We encountered some limitations in the analysis of our results, including its retrospective design and the exclusion of several cases due to the lack of initial radiographs and/or loss to follow-up. Moreover, the sensitivity and specificity of the predictive formula (area under the curve (AUC) = 0.7383) (Figure 3) were not excellent, so the value of the predictive formula may be relative. However, this is the first study to assess the predictive value of AP and lateral radiographs of a large cohort of patients with IC, treated by the Ponseti method by the same surgical team, with a mean follow-up of 7 years. These results should be considered preliminary, and a prospective study is needed to confirm the predictive value of the initial AP and lateral radiographs in patients with IC.
Conclusion
Initial AP and lateral radiographs have satisfactory predictive value for assessing the risk of relapse in children with IC treated using the Ponseti method. The measurement of the angles reflects the severity of the deformity, while the TM-AP and TIC-L angles are the key indicators for estimating the risk of relapse and the need for additional surgery. It appears that a reduction in the TM-AP angle and an increase in the TIC-L angle are associated with an increased risk of relapse.
Footnotes
Author contributions
JCL: Manuscript preparation, Study design, Performed measurements, Patient follow-up, Statistical analysis. CCX: Patient follow-up, Performed measurements. YQL: Patient follow-up, Statistical analysis. YZL: Patient follow-up. HWX: Study design, Reviewed the final manuscript, Approved the final version. FC: Study design, Reviewed the final manuscript critically for important intellectual content, Approved the final version.

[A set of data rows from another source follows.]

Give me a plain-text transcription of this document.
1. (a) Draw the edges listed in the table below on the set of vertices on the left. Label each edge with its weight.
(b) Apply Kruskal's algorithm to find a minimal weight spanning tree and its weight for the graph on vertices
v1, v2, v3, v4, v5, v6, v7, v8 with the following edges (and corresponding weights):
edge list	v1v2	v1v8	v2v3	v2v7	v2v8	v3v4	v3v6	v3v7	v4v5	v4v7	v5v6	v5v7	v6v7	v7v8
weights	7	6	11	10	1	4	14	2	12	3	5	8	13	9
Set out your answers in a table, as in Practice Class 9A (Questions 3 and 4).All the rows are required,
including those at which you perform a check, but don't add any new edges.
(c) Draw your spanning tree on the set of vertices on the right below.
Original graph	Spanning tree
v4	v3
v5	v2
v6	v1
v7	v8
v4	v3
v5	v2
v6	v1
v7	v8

Compliance with ethical standards funding statement
No benefits in any form have been received or will be received from a commercial party related directly or indirectly to the subject of this article.
Declaration of conflicting interests
The author(s) declared no potential conflicts of interest with respect to the research, authorship, and/or publication of this article.
Ethical approval
All procedures performed in studies involving human participants were in accordance with the ethical standards of the institutional and/or national research committee and with the 1964 Helsinki declaration and its later amendments or comparable ethical standards. The study was approved by our institution’s Ethical Committee of Scientific Research.
Funding
The author(s) disclosed receipt of the following financial support for the research, authorship, and/or publication of this article: This study was supported by funds from Guangzhou Institute of Paediatrics/Guangzhou Women and Children’s Medical Centre (NO: Pre-NSFC-2018-010).
Informed consent
Informed consent was obtained from all individual participants included in the study. All parents consented to and were informed that data concerning this study would be submitted for publication.